You actually want to work on the side that you have your graphite notations on. You also want to have your strips. And again, I'm working with 1 inch strips today. They can be various sizes. That's not a problem. What I'm going to be developing is a pattern that will be a negative when I flip it over. So very simply, start thinking about the pattern. Start thinking about that math, in terms of over and under and how many.

So I'm going to go under three, over one, under three, over one. And then you're going to have-- again, depending on numbers-- in this case, I only want under two at the very end, because I ran out of cuts. And then you want to tightly pull the paper in, making sure it stays flat and doesn't buckle. And in this case, I'm going to go through a spectrum of warm colors, red to yellow.

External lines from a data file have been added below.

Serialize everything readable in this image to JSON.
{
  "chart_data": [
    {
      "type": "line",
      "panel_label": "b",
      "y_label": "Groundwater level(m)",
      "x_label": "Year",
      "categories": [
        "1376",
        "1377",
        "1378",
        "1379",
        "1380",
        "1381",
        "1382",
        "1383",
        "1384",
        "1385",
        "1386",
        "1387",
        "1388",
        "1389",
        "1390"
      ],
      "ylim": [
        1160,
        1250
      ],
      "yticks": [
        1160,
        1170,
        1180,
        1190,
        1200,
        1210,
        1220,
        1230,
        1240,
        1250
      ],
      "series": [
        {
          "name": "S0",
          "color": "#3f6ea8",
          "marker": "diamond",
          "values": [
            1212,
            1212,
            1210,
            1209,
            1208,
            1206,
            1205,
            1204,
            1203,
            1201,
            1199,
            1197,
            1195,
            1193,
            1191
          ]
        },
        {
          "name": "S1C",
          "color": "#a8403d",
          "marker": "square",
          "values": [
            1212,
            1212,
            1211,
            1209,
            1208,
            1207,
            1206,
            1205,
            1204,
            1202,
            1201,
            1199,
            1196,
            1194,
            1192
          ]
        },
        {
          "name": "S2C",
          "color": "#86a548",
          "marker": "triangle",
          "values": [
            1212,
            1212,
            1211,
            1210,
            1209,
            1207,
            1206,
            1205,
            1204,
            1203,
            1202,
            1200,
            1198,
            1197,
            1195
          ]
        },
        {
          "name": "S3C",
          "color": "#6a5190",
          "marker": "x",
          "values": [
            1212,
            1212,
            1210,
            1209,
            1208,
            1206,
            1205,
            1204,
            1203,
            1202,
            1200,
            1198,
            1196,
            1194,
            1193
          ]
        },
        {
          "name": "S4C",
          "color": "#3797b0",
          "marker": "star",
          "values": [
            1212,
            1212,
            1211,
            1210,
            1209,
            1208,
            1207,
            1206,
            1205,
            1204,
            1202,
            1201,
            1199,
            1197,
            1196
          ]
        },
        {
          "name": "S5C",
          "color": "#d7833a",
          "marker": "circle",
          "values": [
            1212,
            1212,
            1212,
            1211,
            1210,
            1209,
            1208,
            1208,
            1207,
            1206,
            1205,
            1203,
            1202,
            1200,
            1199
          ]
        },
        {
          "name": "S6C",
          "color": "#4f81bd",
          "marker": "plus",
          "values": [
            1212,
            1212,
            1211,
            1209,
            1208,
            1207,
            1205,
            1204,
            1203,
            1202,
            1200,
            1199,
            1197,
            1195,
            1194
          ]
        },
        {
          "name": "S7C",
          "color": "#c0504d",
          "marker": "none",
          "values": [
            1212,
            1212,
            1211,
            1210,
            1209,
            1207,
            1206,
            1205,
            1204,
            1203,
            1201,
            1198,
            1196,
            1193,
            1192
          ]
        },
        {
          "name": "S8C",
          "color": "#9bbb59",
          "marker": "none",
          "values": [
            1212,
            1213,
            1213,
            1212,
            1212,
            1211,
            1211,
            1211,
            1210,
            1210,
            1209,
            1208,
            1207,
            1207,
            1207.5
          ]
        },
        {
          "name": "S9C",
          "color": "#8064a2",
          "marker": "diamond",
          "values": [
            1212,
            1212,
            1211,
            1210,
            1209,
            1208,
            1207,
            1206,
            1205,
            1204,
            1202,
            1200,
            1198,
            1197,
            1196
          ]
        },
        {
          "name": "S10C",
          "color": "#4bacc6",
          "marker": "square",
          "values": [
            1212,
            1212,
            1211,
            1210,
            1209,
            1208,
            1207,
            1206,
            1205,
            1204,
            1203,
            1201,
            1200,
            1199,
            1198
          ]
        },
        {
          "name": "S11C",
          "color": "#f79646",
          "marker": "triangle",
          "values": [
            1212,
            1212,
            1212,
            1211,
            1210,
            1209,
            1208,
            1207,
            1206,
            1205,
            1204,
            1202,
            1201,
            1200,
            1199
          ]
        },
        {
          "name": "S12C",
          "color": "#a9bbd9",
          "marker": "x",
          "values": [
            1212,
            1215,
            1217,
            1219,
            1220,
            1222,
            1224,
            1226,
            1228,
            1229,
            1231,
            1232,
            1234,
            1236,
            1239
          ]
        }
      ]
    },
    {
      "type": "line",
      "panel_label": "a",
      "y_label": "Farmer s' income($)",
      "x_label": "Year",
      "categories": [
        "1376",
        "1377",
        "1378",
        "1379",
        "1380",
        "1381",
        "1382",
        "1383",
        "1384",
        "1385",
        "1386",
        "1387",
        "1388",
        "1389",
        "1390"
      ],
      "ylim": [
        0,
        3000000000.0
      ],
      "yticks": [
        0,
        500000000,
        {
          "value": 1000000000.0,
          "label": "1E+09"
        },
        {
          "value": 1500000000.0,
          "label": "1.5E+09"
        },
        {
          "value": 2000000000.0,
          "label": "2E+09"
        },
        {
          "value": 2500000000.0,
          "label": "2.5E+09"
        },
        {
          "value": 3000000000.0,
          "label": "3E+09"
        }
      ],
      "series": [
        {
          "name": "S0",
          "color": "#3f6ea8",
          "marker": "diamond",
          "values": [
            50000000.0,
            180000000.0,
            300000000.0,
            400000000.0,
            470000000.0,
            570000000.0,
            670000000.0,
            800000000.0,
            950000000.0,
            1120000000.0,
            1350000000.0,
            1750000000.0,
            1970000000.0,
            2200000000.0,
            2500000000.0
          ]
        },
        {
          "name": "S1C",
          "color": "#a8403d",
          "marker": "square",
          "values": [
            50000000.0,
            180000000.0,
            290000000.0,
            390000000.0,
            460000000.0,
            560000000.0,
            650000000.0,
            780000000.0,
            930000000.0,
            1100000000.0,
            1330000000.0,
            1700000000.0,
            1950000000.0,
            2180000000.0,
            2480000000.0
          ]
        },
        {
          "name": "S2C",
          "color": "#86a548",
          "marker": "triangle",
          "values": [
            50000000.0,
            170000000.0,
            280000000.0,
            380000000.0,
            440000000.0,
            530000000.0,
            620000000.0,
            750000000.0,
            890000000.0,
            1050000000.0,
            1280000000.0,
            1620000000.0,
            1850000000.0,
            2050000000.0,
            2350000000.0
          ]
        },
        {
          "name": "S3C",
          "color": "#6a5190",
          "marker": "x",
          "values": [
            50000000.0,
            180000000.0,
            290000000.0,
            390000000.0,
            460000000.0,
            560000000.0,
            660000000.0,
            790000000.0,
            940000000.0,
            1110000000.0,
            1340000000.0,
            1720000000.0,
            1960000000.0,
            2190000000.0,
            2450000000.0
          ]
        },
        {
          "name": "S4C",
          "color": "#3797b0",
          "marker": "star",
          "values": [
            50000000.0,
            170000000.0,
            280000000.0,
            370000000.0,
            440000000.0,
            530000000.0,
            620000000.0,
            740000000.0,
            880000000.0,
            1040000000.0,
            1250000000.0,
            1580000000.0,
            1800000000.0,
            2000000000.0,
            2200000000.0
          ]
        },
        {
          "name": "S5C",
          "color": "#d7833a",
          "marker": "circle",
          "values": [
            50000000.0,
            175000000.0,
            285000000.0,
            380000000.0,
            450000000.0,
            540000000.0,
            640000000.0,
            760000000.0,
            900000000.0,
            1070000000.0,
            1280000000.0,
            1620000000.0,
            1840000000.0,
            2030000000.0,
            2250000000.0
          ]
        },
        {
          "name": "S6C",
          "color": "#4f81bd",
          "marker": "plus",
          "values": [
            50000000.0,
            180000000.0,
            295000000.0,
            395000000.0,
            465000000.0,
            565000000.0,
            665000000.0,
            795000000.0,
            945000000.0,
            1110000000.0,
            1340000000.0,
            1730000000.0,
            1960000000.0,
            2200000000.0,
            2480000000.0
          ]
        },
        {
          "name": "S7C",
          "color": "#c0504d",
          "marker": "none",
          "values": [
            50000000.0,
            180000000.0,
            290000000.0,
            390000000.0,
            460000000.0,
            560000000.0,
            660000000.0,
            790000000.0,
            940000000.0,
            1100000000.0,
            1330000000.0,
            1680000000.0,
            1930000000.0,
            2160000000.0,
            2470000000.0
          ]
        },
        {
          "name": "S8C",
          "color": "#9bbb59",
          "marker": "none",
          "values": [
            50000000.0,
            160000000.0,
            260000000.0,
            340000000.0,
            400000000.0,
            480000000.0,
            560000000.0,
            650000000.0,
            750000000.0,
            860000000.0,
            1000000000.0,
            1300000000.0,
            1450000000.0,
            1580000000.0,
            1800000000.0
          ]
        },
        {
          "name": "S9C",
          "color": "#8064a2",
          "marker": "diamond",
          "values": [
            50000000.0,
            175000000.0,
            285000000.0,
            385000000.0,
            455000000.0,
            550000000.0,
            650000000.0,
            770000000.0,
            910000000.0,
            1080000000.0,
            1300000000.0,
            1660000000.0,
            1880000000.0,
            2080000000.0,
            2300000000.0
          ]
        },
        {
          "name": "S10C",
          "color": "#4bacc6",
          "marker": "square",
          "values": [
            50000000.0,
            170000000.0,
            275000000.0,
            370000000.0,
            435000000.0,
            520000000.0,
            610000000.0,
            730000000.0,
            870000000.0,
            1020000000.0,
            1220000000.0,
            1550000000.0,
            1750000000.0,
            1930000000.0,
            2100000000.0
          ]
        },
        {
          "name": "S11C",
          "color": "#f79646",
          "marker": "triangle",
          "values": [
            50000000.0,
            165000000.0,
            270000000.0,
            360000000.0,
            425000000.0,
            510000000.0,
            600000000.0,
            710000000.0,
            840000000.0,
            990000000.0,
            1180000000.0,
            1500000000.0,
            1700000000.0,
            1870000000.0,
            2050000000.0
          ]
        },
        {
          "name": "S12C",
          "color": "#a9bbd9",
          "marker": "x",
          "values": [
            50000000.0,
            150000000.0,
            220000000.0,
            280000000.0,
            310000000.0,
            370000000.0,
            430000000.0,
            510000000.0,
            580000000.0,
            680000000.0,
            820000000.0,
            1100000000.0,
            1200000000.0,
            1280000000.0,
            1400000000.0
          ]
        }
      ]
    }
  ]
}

And then you want to not use the same number pattern, but a different number pattern. So I'm going to, in this case, over two, under three. And then I line all the strips up on one side, just so it's easy. I only have to cut one side when I'm finished. And then you're going to want to slip the next band down, so it's pushed right up against the previous strip.

To linger in systems of order, repetition, is hugely important. To think about ordering information, to think about patterns, when they break, when they pull, when there is this funny tension between what is being indexed and the geometry or the support. To be able to see that. That's important.

But there's also the condition of boredom, which is really important for me. Not in necessarily a place of meditation or a place of just pure discomfort, but I think within that space and time, one gets to play with time, think about those qualities, think about values. I've been referring to it as a state of boredom, which is a human condition, and I think we all need to embrace that.

OK. So once you've finished weaving the field of slats, you're going to want to finish it off. So I've been using-- you can use this acid-free tape. You're going to want to flip it. And trim any extras. OK.

And then you're going to want to tape this end down as well. And then flip it over and see what the result is. So you can see here, I've actually given you two patterns, right? So you see this column, here. So if you divide it vertically, instead of being continuously even throughout the field, you have a pattern on-- in this case, with the left side or the right side. And then you have another pattern going on here. And then you can also see the pattern developed by the color.

No, I'll continue making these weavings until they put me in a grave. I have been thinking, though, about weaving with other materials.